Final remark: Indeed, it looks strange that these questions are asked in the framework of a very limited range of time. The generating formula has to be known... Morever, what about less known Lucas numbers ?

Answer 2

$a_n=\frac1{\alpha-\beta}(\alpha^n-\beta^n)$

$\alpha^{n+2}=\alpha^n\alpha^2=$ $\alpha^n(\alpha+1)=\alpha^{n+1}+\alpha^n$

$a_{n+2}=a_{n+1}+a_n$

$\sum_{i=1}^n a_i=a_{n+2}-1$ can be easily shown by induction.

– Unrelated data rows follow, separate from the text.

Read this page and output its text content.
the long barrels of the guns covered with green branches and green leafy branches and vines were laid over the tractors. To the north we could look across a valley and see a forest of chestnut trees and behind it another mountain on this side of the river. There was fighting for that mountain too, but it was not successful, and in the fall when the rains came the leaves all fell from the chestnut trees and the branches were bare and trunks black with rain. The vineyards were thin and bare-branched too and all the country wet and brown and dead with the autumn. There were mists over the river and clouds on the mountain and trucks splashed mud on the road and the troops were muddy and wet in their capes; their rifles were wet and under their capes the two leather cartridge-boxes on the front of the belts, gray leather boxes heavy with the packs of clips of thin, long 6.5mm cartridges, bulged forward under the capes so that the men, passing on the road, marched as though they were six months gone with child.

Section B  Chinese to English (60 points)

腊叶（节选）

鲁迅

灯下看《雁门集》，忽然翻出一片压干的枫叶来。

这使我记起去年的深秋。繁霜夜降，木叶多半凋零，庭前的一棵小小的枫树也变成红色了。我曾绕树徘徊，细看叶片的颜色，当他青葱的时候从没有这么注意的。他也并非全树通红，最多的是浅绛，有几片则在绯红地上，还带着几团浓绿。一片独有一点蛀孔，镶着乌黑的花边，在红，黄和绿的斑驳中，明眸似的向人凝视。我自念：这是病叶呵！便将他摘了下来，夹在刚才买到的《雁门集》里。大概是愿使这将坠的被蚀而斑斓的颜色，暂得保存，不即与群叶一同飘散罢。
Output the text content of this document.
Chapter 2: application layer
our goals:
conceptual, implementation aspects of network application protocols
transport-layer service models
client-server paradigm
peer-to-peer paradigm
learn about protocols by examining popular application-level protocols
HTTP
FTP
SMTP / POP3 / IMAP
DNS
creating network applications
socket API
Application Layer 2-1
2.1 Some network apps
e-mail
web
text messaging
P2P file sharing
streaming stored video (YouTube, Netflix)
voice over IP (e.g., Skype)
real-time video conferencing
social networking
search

$\frac{a_n}{10^n}=\frac1{\alpha-\beta}\left((\frac{\alpha}{10})^n-(\frac{\beta}{10})^n\right)$

$\sum_{n=1}^\infty \frac{a_n}{10^n}=\frac1{\alpha-\beta}\left(\frac{\alpha}{10}\frac{1}{1-\frac{\alpha}{10}}-\frac{\beta}{10}\frac{1}{1-\frac{\beta}{10}}\right)=$ $\frac1{\alpha-\beta}\left(\frac{\alpha}{10-\alpha}-\frac{\beta}{10-\beta}\right)=\frac{10}{100-10(\alpha+\beta)+\alpha\beta}=\frac{10}{100-10+1}=\frac{10}{89}$

$\alpha^n+\beta^n=\frac{\alpha^{n+1}-\beta^{n+1}}{\alpha-\beta}-\alpha\beta\frac{\alpha^{n-1}-\beta^{n-1}}{\alpha-\beta}=a_{n+1}+a_{n-1}=b_n$, $n\geq 2$

$b_1=1=\alpha+\beta$

$\frac{b_n}{10^n}=\left(\frac{\alpha}{10}\right)^n+\left(\frac{\beta}{10}\right)^n$

$\sum_{n=1}^\infty \frac{b_n}{10^n}=\frac{\alpha}{10}\frac{1}{1-\frac{\alpha}{10}}+\frac{\beta}{10}\frac{1}{1-\frac{\beta}{10}}=$ $\frac{\alpha}{10-\alpha}+\frac{\beta}{10-\beta}=$ $\frac{10(\alpha+\beta)-2\alpha\beta}{100-10(\alpha+\beta)+\alpha\beta}=\frac{12}{89}$.